Pues vamos a prevenir en lugar de curar:

  • Promover un espacio semanal de ocio y descanso para disfrutar al estilo propio: una cena, una excursión, un pase de cine o de teatro, una exposición de arte, o hacer deporte juntos.
  • Cuidar los momentos para hablar del proyecto de familia: de los personales y de los de cada hijo y cómo se enfocan.
  • Tener un detalle mutuo de cariño cada día. Pero no hay que recriminar si no se recibe, sino seguir dando.
  • Respetar el espacio de intimidad personal para Dios y el de cada uno. Enriquece.
  • Tener una lista de cosas buenas del otro para leerlas cuando no se vean, y una lista de situaciones que excusen al otro (tendrá dolor de cabeza, habrá tenido un mal día...), si en algún momento todo se vuelve de color negro.

Como se ve esta tarea maravillosa del matrimonio requiere dedicación y creatividad. El día en que te casas lo haces con el cónyuge; todavía no hay hijos, pero casi sin que uno se dé cuenta acabas, si Dios lo quiere, viendo a los hijos de tus hijos, si ese es su camino, o su correspondencia a una vocación en el celibato.

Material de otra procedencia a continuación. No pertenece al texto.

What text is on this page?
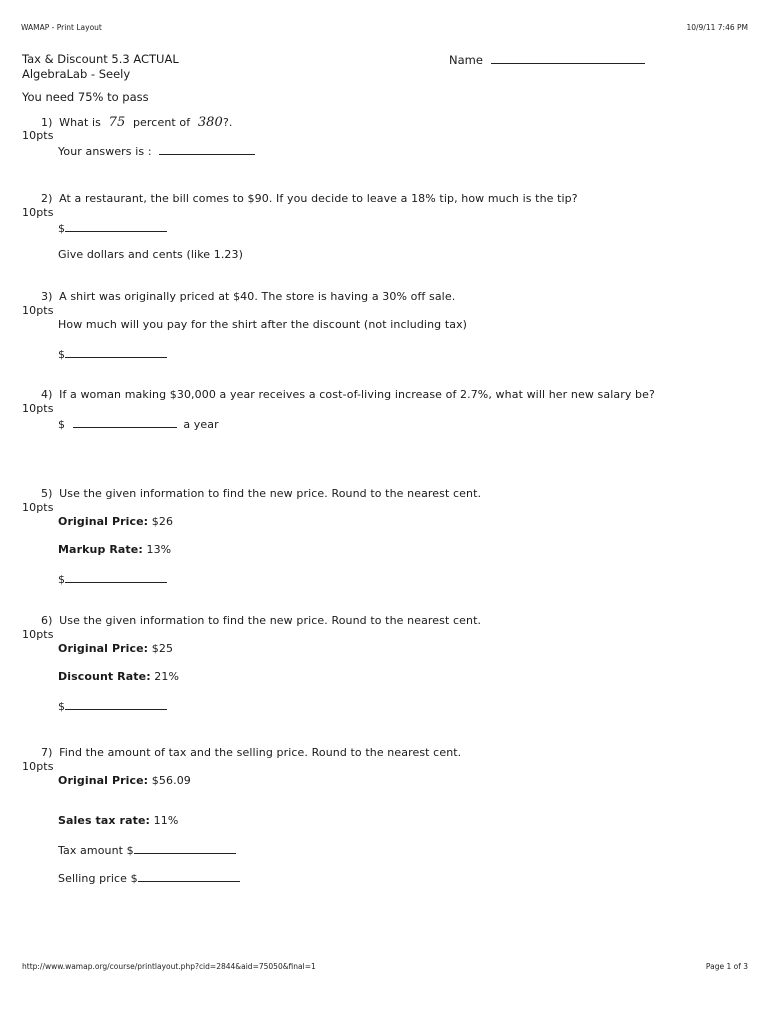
WAMAP - Print Layout	10/9/11 7:46 PM
Tax & Discount 5.3 ACTUAL
AlgebraLab - Seely
Name
You need 75% to pass
1) What is 75 percent of 380?.
10pts
Your answers is :
2) At a restaurant, the bill comes to $90. If you decide to leave a 18% tip, how much is the tip?
10pts
$
Give dollars and cents (like 1.23)
3) A shirt was originally priced at $40. The store is having a 30% off sale.
10pts
How much will you pay for the shirt after the discount (not including tax)
$
4) If a woman making $30,000 a year receives a cost-of-living increase of 2.7%, what will her new salary be?
10pts
$	a year
5) Use the given information to find the new price. Round to the nearest cent.
10pts
Original Price: $26
Markup Rate: 13%
$
6) Use the given information to find the new price. Round to the nearest cent.
10pts
Original Price: $25
Discount Rate: 21%
$
7) Find the amount of tax and the selling price. Round to the nearest cent.
10pts
Original Price: $56.09
Sales tax rate: 11%
Tax amount $
Selling price $
http://www.wamap.org/course/printlayout.php?cid=2844&aid=75050&final=1	Page 1 of 3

Por eso es tan importante tener claro que hay que cuidar el nosotros, para que cuando llega la etapa en que los hijos van soltando amarras, tengamos un nuevo nosotros lleno de plenitud, que no dé lugar a chantajes emocionales con los hijos, que no sea carga sino apoyo para colaborar con ellos cuando lo necesiten, sin meternos donde no nos llaman, sabiendo estar en la retaguardia. Hemos dado gratuitamente, recibamos gratuitamente.

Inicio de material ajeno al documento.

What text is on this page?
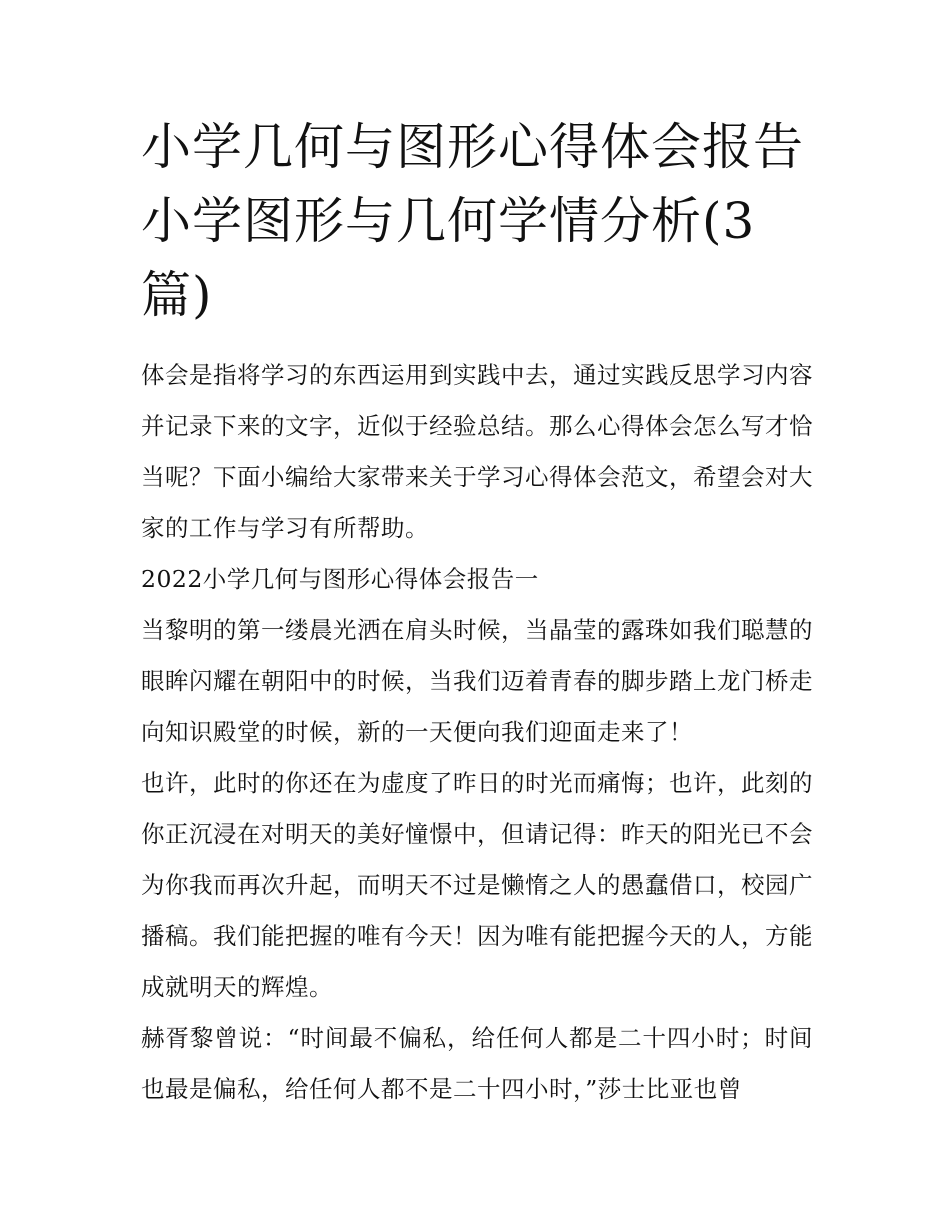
小学几何与图形心得体会报告小学图形与几何学情分析(3篇)

体会是指将学习的东西运用到实践中去，通过实践反思学习内容并记录下来的文字，近似于经验总结。那么心得体会怎么写才恰当呢？下面小编给大家带来关于学习心得体会范文，希望会对大家的工作与学习有所帮助。

2022小学几何与图形心得体会报告一

当黎明的第一缕晨光洒在肩头时候，当晶莹的露珠如我们聪慧的眼眸闪耀在朝阳中的时候，当我们迈着青春的脚步踏上龙门桥走向知识殿堂的时候，新的一天便向我们迎面走来了！

也许，此时的你还在为虚度了昨日的时光而痛悔；也许，此刻的你正沉浸在对明天的美好憧憬中，但请记得：昨天的阳光已不会为你我而再次升起，而明天不过是懒惰之人的愚蠢借口，校园广播稿。我们能把握的唯有今天！因为唯有能把握今天的人，方能成就明天的辉煌。

赫胥黎曾说：“时间最不偏私，给任何人都是二十四小时；时间也最是偏私，给任何人都不是二十四小时，”莎士比亚也曾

Como decía, con palabras sabias, la santa Teresa de Calcuta:

“Enseñarás a volar,

Pero no volarán tu vuelo,

Enseñarás a vivir,

Pero no vivirán tu vida,

Enseñarás a soñar,

Pero no soñarán tu sueño,

Pero en cada vuelo, en cada sueño, en cada vida

Estará la huella del camino enseñado”.

Y al final de los días, en la ancianidad, otra vez solos como cuando empezamos, solos pero contentos y esperanzados, apoyándonos en Dios como el primer día: porque hemos cuidado esos detalles pequeños que han trenzado el tapiz de nuestro matrimonio con luces y sombras; porque con perseverancia hemos sido fieles en cada momento; porque, aunque a veces no hayamos sentido nada, hemos seguido amándonos con plena libertad, porque nos ha dado la gana; porque, a pesar de los pesares, seguiremos juntos hasta que uno de los dos se marche al cielo con el nombre del otro en la frente.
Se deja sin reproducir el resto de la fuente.